Not too much time this week to dwell in detail on papers, but here are some that I found interesting:
Richard Friesner and his colleagues at Columbia investigate the entropic contribution of arginine side chains by measuring local conformational dynamics by NMR spin relaxation. They compare these results to detailed MD simulations to infer that the aliphatic side chain maintains enough entropy for the charged amino group to fruitfully engage in rigid salt-bridge formation, thus minimizing the entropic penalty.
On the other side of the Atlantic, Angelo Vedani and his colleagues in Basel have derived a QSAR model for psychotropic drugs binding to the glucocorticoid receptor using their programs Yeti and QUASAR. The GR is a nuclear hormone receptor that can modulate a variety of key processes by binding small molecules. The model was validated on 110 compounds representing 4 chemical classes.

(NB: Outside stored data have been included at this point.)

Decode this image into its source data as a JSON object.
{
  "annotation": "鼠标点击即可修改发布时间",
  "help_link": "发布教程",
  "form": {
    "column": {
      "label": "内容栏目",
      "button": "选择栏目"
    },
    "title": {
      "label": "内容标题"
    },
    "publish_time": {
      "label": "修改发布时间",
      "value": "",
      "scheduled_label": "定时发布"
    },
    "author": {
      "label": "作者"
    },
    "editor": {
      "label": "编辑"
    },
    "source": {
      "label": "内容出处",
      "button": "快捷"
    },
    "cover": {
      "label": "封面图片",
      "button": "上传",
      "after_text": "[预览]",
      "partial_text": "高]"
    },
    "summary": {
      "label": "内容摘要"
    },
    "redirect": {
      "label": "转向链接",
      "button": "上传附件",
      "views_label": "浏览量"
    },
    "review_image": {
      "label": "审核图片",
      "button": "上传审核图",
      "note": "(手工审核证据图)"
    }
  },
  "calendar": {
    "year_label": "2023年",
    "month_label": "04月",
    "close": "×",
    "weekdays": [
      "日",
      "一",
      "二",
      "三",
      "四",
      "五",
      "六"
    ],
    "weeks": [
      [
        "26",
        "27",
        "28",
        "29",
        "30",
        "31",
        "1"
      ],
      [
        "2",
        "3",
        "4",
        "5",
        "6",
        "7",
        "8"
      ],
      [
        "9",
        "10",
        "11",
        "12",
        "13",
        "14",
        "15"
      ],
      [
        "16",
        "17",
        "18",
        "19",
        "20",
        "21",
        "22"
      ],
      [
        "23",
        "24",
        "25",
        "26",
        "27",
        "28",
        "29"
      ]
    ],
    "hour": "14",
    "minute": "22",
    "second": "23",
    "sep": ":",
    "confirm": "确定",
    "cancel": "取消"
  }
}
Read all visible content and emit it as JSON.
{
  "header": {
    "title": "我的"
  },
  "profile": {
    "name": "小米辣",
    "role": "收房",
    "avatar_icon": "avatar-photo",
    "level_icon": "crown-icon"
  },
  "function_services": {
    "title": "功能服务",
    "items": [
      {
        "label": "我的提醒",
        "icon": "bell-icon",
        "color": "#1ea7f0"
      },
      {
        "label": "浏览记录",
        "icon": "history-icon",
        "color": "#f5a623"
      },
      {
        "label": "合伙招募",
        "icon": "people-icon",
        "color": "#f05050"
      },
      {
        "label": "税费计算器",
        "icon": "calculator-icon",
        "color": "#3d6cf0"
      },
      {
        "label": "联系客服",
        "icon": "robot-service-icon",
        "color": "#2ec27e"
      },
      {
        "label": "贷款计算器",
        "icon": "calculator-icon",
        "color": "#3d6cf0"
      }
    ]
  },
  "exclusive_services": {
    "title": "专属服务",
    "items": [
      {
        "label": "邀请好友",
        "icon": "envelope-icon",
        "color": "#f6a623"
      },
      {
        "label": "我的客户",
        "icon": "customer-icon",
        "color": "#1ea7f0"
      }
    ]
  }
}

An interesting paper on the conformation of a common and important consensus tripeptide motif in a glycoprotein compares measured IR intensities and frequencies using a technique called ion-dip IR spectroscopy to frequencies calculated using high-level ab initio theory (MP2/6-311++G**). The Oxford authors do the comparison for the wild type motif as well as for two mutants and ask a "Why nature selected this specific motif" kind of question by looking at the viability of the resulting conformations. It looks fine, but I am a little skeptical about all those gamma turns that they see, a common artifact of inadequate treatment of solvation in both force field and ab initio approaches.
And again on the medicinal front, a group in Europe does some fragment-based computational design and find a PPAR agonist. Detailed knowledge of protein structure aids in explaining why one bioisostere works and another one does not.